The system of White Christian Supremacy is ingrained in our society. We don’t even realize it most of the time. It is insidious. The only thing that dismantles it is awareness. For example, in terms of anti-Semitism, if I make my Christian and non-Jewish friends aware of the anti-Semitism of saying things like “Jews are killing Palestinians” or acting like the celebration of Christmas is the norm, just what one does in America (“I know many Jews who celebrate Christmas, why don’t you? Aren’t you depriving your kids of the joy of Santa Claus?”) or call them out when they make disparaging comments about Ultra-Orthodox Jews, they generally stop. And apologize. Because oftentimes, they did not know that saying these things is offensive.
That is why everyone is telling each other to examine their “privilege.” But what is privilege? The term is nebulous. Privilege is not that you had it easy or had money or even opportunities. It is that the color of your skin did not hold you back or make you a target or a threat. To ask someone to look at their privilege feels like an accusation, but it is really asking someone to look at the lived experience of another person, a person of color, and try to walk in their shoes. It is a request to practice empathy. It is not a denial of your suffering. We all suffer.

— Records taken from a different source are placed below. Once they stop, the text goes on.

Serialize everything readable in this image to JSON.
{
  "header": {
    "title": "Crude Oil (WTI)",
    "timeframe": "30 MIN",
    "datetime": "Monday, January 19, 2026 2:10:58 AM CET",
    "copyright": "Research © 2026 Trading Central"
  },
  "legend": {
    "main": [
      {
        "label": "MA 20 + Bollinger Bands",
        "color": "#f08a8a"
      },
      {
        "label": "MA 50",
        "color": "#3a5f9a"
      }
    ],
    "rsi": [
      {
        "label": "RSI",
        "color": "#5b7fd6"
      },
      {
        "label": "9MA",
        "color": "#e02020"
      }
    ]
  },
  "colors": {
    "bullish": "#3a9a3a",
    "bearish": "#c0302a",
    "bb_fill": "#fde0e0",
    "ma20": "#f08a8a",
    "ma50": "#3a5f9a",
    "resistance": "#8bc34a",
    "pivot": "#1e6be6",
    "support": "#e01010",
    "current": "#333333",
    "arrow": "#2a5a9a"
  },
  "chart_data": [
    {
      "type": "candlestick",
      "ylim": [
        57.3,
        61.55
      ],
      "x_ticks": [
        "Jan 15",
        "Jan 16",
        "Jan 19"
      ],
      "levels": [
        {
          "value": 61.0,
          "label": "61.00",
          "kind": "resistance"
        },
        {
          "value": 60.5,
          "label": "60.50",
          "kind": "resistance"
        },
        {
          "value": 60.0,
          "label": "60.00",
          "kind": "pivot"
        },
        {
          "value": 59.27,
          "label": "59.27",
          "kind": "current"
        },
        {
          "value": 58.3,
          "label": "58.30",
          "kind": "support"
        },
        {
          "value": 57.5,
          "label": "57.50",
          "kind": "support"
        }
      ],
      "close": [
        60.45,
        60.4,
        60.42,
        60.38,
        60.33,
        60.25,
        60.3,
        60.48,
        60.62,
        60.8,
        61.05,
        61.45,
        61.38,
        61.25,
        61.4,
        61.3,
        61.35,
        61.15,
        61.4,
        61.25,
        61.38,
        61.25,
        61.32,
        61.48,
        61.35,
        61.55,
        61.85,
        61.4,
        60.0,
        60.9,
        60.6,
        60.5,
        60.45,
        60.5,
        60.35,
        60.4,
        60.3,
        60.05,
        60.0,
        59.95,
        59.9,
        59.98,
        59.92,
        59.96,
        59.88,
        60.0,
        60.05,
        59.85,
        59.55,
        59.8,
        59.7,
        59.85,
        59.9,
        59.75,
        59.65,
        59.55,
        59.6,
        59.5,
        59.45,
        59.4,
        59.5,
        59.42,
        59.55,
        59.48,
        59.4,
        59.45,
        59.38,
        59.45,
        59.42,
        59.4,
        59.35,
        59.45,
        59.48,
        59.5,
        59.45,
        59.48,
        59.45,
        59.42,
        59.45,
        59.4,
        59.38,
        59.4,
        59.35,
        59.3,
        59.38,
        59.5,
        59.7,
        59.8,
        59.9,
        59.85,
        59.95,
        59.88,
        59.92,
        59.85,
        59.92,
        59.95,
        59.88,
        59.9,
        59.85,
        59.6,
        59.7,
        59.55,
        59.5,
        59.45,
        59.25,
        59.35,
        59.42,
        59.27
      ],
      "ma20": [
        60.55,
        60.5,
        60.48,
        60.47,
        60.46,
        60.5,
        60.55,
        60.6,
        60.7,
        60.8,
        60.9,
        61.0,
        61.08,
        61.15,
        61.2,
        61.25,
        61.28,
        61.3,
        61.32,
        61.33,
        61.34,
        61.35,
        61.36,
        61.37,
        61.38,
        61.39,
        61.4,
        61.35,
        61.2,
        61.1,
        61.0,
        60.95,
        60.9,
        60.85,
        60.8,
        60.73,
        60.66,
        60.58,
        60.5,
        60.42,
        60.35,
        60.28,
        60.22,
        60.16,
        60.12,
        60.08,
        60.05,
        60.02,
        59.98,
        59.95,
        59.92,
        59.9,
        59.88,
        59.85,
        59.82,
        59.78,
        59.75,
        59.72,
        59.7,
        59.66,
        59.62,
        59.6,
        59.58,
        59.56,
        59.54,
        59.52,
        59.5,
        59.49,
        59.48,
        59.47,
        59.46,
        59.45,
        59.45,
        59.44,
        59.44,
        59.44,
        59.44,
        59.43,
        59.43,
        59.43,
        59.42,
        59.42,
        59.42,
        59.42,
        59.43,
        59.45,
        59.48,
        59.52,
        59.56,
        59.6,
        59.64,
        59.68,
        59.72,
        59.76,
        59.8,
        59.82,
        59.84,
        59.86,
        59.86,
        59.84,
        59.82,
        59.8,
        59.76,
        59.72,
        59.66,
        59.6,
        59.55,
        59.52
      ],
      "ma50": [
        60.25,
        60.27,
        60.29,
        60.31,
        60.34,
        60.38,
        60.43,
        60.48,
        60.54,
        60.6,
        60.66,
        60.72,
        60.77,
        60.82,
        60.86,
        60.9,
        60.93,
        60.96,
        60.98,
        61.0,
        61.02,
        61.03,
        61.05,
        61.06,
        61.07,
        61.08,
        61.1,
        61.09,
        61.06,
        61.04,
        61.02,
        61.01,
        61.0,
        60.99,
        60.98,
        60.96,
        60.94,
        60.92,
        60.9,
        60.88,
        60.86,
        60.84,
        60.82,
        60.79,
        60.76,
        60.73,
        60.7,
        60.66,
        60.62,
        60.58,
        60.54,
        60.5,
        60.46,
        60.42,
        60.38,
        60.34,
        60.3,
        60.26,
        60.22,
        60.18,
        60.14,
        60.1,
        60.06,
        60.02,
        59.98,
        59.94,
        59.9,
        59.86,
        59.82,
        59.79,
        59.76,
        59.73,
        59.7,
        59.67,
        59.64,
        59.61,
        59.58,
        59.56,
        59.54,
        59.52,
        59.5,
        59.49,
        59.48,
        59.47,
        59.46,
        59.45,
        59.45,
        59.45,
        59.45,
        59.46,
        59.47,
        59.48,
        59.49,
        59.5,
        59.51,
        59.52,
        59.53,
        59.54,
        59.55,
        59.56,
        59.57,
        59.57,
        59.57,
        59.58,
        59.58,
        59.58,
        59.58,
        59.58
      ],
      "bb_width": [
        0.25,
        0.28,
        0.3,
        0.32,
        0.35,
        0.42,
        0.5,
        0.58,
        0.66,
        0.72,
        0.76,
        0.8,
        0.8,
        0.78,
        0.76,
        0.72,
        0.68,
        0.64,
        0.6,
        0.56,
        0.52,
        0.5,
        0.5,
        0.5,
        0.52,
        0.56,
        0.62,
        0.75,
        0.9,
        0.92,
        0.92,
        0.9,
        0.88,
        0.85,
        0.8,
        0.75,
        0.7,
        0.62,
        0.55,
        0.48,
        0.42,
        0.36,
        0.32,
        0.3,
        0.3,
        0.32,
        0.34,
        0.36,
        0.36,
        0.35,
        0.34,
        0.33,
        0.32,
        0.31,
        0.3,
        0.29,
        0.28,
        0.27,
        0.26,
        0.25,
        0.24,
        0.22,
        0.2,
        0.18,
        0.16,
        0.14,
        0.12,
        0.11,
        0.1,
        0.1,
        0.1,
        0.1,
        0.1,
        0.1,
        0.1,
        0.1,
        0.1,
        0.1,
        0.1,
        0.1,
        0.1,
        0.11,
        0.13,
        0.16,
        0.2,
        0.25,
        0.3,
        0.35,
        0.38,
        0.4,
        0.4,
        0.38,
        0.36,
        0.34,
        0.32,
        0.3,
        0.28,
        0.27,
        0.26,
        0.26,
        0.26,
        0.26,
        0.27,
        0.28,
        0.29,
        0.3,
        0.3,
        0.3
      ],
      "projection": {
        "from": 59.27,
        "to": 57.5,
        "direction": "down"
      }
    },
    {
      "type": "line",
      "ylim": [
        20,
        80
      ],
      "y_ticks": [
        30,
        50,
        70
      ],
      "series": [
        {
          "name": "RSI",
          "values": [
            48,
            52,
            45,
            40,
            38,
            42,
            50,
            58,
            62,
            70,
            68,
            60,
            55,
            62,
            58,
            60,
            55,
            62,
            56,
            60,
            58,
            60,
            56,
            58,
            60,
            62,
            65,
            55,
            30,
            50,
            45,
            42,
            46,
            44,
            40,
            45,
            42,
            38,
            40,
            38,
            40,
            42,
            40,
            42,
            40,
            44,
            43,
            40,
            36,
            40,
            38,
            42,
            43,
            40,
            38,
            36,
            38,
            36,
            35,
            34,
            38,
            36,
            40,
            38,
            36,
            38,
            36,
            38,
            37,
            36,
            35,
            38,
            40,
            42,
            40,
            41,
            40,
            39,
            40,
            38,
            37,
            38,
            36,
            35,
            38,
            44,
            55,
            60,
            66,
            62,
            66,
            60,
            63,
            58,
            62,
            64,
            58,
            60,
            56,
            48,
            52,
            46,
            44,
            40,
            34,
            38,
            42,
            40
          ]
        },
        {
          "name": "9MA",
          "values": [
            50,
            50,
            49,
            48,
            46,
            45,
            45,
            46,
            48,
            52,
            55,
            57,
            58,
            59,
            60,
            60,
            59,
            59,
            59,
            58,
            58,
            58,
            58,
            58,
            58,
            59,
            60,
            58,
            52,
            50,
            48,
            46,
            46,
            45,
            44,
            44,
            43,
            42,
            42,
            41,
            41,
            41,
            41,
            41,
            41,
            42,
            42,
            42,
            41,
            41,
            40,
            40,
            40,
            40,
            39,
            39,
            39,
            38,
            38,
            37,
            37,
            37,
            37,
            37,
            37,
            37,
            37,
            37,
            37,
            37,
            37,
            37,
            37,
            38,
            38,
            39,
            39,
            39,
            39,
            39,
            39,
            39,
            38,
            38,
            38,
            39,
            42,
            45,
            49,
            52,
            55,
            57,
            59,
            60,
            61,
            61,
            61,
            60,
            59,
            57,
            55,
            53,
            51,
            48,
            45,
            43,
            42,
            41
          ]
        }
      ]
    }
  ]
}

Some suffer differently.
It took me a long time to unpack this idea, but I finally did. I read the aforementioned book by Ta-Nehisi Coates We Were Eight years in Power, a collection of his essays, and work by James Baldwin, and I started to get it. Because I was like a child; I needed it explained to me.
Examining my privilege did not deny my experience as a Jew and a woman, and the injustice I had suffered because of those parts of my identity. It simply made me realize that a) the color of my skin was not an issue in my life, which is a privilege in this country and b) I have a responsibility to stand up for others for whom that is not the case.
I have been in a rage for so many years, “doing the work” as they say, to dismantle the racism and White Supremacy I see and hear around me. How many family members have I told to cut it out when they make a racist joke? Probably some of you! I corrected speech that is derogatory and corrected my OWN speech when I mess up. I have dropped people as friends because of their racism. I have called the legislators and voted for people I believe in.
And I have raged, raged, raged in frustration, because nothing seems to change. Anti-Semitic crime increased by a LOT last year in Colorado. Black people are disproportionately targeted by police. ICE continues to separate families. Muslims from certain countries are still banned. Women still take on the bulk of childcare in this country, and their careers suffer because of it. And there’s more that is still wrong with our country. As a result, I rage, I rage, I rage.
And the rage, it turns out, isn’t just me. It is so many tens of thousands of people. A great rage has been unleashed. A communal rage. The collective is not speaking, it is yelling. It is absolutely terrifying to see it manifest externally, to the point where our cities were literally burning. Which is why I think all of us must seize the moment, and get on board with the change. The rage won’t just burn out—it will increase.
It cannot be contained any longer.
What will burn in the ashes of this great fire, I hope and pray, will be the White Christian Supremacy, the racism of our country, at long last. And if it does not, I will still be there, raging, yelling, screaming, and of course, doing the work.
Because you cannot make the complex simple. But, as James Baldwin also said, “Not everything that is faced can be changed, but nothing can be changed until it is faced.”
Blessings to you, readers. Thank you for listening.